In a recent TEDx Talk that I gave at Macquarrie University, I spoke about this journey from the perspective of the principles that guide my approach to contribution. I share this with the hope that it resonates.
I recall having conversations with a close friend about there being a crisis in “esteem” and “dignity”. In many ways, typical notions of philanthropy and charity tend to address social justice issues are designed along the lines of a donor and a beneficiary, a giver and a taker, a doctor and a patient. The “dependence on dependency” I referred to earlier, in my assessment,seems to be the elephant in the room. Have we not made an industry of aid and development after all? There is so much talk of “poverty” and often strictly in financial and material terms) but so little talk of our immense human capacity to transcend it through self-determination. I am still struck by what can be the potentially debilitating impacts of labels such as “third world” and “extreme poverty”.

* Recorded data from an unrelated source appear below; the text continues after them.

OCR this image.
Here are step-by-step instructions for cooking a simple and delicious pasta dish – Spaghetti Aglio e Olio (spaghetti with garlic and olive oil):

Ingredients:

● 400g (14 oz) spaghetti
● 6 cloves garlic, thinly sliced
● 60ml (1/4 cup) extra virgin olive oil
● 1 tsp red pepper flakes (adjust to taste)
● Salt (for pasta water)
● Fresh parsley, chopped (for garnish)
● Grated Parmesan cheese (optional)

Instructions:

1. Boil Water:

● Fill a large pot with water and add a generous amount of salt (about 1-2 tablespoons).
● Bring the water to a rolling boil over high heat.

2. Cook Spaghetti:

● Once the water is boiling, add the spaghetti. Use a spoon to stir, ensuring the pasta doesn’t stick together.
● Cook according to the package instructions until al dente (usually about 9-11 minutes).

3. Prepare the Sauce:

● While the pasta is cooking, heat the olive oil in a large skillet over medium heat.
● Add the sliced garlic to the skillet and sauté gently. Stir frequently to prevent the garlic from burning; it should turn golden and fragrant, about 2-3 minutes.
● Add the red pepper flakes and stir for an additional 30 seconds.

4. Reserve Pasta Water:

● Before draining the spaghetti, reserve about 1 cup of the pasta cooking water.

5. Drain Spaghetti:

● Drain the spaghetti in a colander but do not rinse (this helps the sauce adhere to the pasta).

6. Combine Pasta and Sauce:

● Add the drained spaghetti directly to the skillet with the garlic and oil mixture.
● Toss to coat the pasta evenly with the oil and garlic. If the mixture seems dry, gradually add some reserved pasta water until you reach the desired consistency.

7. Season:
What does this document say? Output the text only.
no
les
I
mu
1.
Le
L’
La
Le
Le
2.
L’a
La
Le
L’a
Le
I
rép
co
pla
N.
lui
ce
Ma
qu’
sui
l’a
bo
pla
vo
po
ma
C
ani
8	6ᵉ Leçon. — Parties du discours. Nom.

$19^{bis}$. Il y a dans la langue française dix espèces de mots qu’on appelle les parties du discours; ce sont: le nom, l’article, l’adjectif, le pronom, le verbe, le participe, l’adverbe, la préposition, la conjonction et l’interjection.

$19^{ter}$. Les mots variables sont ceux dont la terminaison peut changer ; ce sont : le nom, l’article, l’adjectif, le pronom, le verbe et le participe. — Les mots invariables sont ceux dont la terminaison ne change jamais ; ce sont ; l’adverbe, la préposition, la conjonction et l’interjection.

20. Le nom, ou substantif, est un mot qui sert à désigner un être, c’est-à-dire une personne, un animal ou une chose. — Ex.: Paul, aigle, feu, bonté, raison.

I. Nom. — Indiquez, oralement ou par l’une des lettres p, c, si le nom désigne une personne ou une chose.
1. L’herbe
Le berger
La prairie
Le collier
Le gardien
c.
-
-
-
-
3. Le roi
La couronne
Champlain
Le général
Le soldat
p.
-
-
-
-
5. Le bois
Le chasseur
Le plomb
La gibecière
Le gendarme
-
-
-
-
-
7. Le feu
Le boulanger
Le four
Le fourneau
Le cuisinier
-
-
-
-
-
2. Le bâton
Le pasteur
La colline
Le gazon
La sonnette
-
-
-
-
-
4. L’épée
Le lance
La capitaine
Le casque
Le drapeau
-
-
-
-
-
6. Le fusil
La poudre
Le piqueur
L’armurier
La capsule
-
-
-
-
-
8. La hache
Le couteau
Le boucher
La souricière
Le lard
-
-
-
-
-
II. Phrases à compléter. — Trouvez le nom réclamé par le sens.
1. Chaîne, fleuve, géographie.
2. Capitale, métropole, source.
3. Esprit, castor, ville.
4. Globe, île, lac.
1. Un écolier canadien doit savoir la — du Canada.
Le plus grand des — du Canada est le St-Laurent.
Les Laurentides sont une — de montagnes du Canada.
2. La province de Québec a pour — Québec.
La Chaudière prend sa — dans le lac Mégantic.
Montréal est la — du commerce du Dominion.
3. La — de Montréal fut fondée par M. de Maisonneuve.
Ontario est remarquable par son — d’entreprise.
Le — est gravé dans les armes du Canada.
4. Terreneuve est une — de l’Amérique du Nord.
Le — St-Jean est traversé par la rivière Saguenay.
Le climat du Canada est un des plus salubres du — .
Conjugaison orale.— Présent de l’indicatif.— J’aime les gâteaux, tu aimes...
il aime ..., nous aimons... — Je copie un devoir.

To me it is clear that “Empower” as an organisation is a part of a growing movement that sees its role and responsibility as being to enable human freedoms, to understand our pragmatic relationship with the earth itself. It is a role that requires fostering tremendous respect and dignity as the content of development is not ours to determine, but that of the very people we serve. It is not a role measured purely in outputs, dollars and cents or a headcount of people reached but rather in the quality of our efforts to support self-determination by working towards complete redundancy. We call this the “joy of not being needed”. To witness the accomplishments of others without a need to assign
So how has my view of purpose shifted? There is no question that I still derive a great deal of personal satisfaction from this work, much as I did before. It remains a large part of my personal dream for my life. However, my sense of worth was so deeply entrenched in being a saviour to others (though never consciously). I am now seeing the power that comes from actively journeying towards ones own dreams in life . An awkward disconnect between self and my intentions for others – is now replaced by a sense of integration and authenticity. As cliche as it sounds – I am seeing how deeply connected everything is. Right from the intersections between natural systems to the foundations of our dreams and intentions. Moreover, there is a palpable feeling that our freedoms are intertwined and that we are all on the path of understanding the nature of what chains us and what liberates us.